The National Football League's playoffs have begun. During the regular season, the conversation among doctors, players, league officials, politicians and parents about traumatic brain injuries in sports seemed to gain in volume and intensity. New revelations from retired NFL players who announced that they had the progressive neurodegenerative brain disease chronic traumatic encephalopathy, or CTE, helped fuel these discussions.

The key to beating the concussion crisis lies in dealing with what's happening inside the skull, not outside of it. Because the brain doesn't fill the skull, there's room for it to rattle, to be bruised or to be sheared, not only with every collision but also with every sudden stop and even start, a phenomenon sometimes described as "brain slosh."

For athletes in contact sports, brain slosh has long been seen as inherent and unavoidable. To make progress against concussions, though, we have to give priority in future research to minimizing brain slosh during game play. This means that we need sports leagues, policymakers and health care providers to emphasize primary prevention instead of damage control.

At the National Conference on Youth Sports Safety, held in Washington in November, the approaches discussed were almost entirely focused on postconcussion management. The well-intended legislation under consideration in Congress also is too reactive. It should emphasize the critical role of primary prevention.

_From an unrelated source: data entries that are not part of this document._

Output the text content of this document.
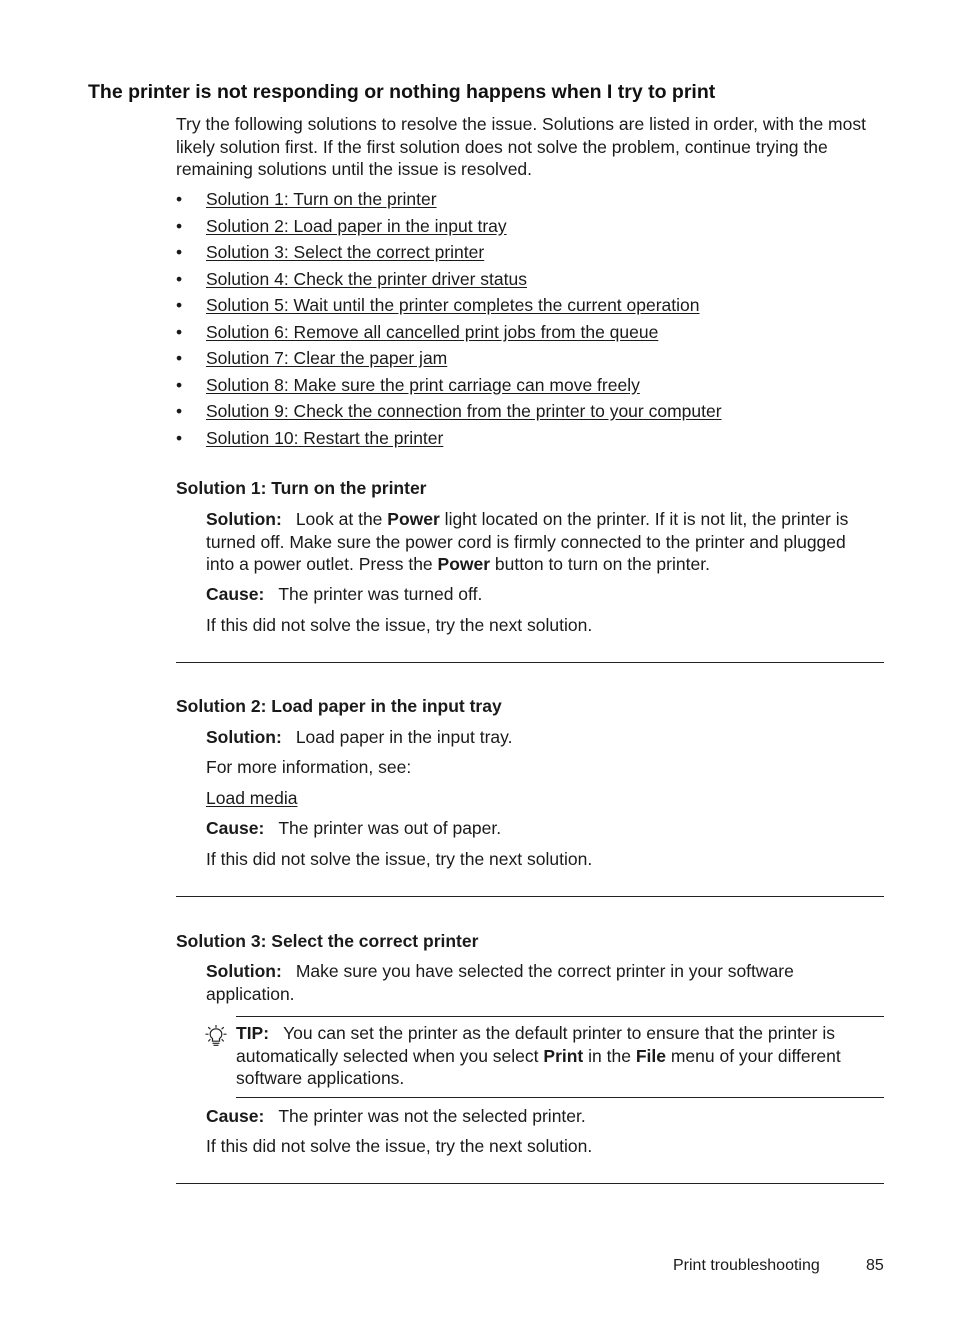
The printer is not responding or nothing happens when I try to print

Try the following solutions to resolve the issue. Solutions are listed in order, with the most likely solution first. If the first solution does not solve the problem, continue trying the remaining solutions until the issue is resolved.

• Solution 1: Turn on the printer
• Solution 2: Load paper in the input tray
• Solution 3: Select the correct printer
• Solution 4: Check the printer driver status
• Solution 5: Wait until the printer completes the current operation
• Solution 6: Remove all cancelled print jobs from the queue
• Solution 7: Clear the paper jam
• Solution 8: Make sure the print carriage can move freely
• Solution 9: Check the connection from the printer to your computer
• Solution 10: Restart the printer
Solution 1: Turn on the printer

Solution: Look at the Power light located on the printer. If it is not lit, the printer is turned off. Make sure the power cord is firmly connected to the printer and plugged into a power outlet. Press the Power button to turn on the printer.

Cause: The printer was turned off.

If this did not solve the issue, try the next solution.

Solution 2: Load paper in the input tray

Solution: Load paper in the input tray.

For more information, see:

Load media

Cause: The printer was out of paper.

If this did not solve the issue, try the next solution.

Solution 3: Select the correct printer

Solution: Make sure you have selected the correct printer in your software application.

TIP: You can set the printer as the default printer to ensure that the printer is automatically selected when you select Print in the File menu of your different software applications.

Cause: The printer was not the selected printer.

If this did not solve the issue, try the next solution.

Print troubleshooting	85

Newer helmets don't seem to make much of a difference, either. Studies appearing in the British Journal of Sports Medicine and the American Academy of Pediatrics found nearly identical rates of sports-related concussions among different helmet brands and models, including older helmets and new. Why?

Think about shipping fragile porcelain — do we use steel or titanium containers, or Bubble Wrap? The same principle applies when protecting the brain. Helmets fulfill their primary purpose of preventing skull fractures and lacerations, but they do not reduce concussions. It is the delicate brain within the skull that is damaged because it does not fit snugly. Athletes would benefit from a tighter fit for the brain, a Bubble Wrap effect, during play, but what are the factors within our control that might provide that effect?

We have some leads. At the Cincinnati Children's Hospital Medical Center, we conducted a study that suggested that high-school football players who play at higher altitudes sustain a 30 percent reduction in total concussion incidence. We hypothesized that higher altitude increased the volume in the cerebral venous system, a natural Bubble Wrap that surrounds the brain, and that this created a snugger fit inside the skull that protected the athletes from sustaining concussions. We are analyzing NFL concussion data from the 2012 and 2013 regular seasons to see if this effect holds among professionals.

There are also biomechanics in nature worth exploring for today's athletes.

Bighorn sheep ritually ram their heads into each other and woodpeckers slam their heads against trees thousands of times a day, with neither species sustaining concussions or even much of a headache, as far as we know. Meanwhile much lesser forces result in a concussion, or worse, in humans. Our analysis suggests that both woodpeckers' and bighorns' brains are naturally protected with mechanisms that slow the return of blood from the head to the body, increasing blood volume that fills their brains' vascular tree and creates the Bubble Wrap effect.

We have observed that the woodpecker uses muscles to do this, while the sheep has hollow pneumatic horn cores attached to its respiratory system that allow it to rebreathe its air and thus increase carbon dioxide in its bloodstream, expanding its intracranial vascular tree and enhancing the Bubble Wrap effect.

Every week, the lights come on over fields of competition around the world, brightening the lives of players and their fans. Unfortunately, every week the lights dim for too many athletes who suffer the effects of concussions, despite rule changes and newer helmets. What's troubling for sports enthusiasts is that parents and politicians may be making the decision to limit or remove the opportunity for young people to participate in contact sports.

Although we cannot play every game in Denver, the winning strategies for defeating the concussion crisis may come from research focused on recreating the safe biomechanics already in use in the animal kingdom.

Gregory D. Myer is the director of research in sports medicine at Cincinnati Children's Hospital Medical Center. He wrote this article for the New York Times.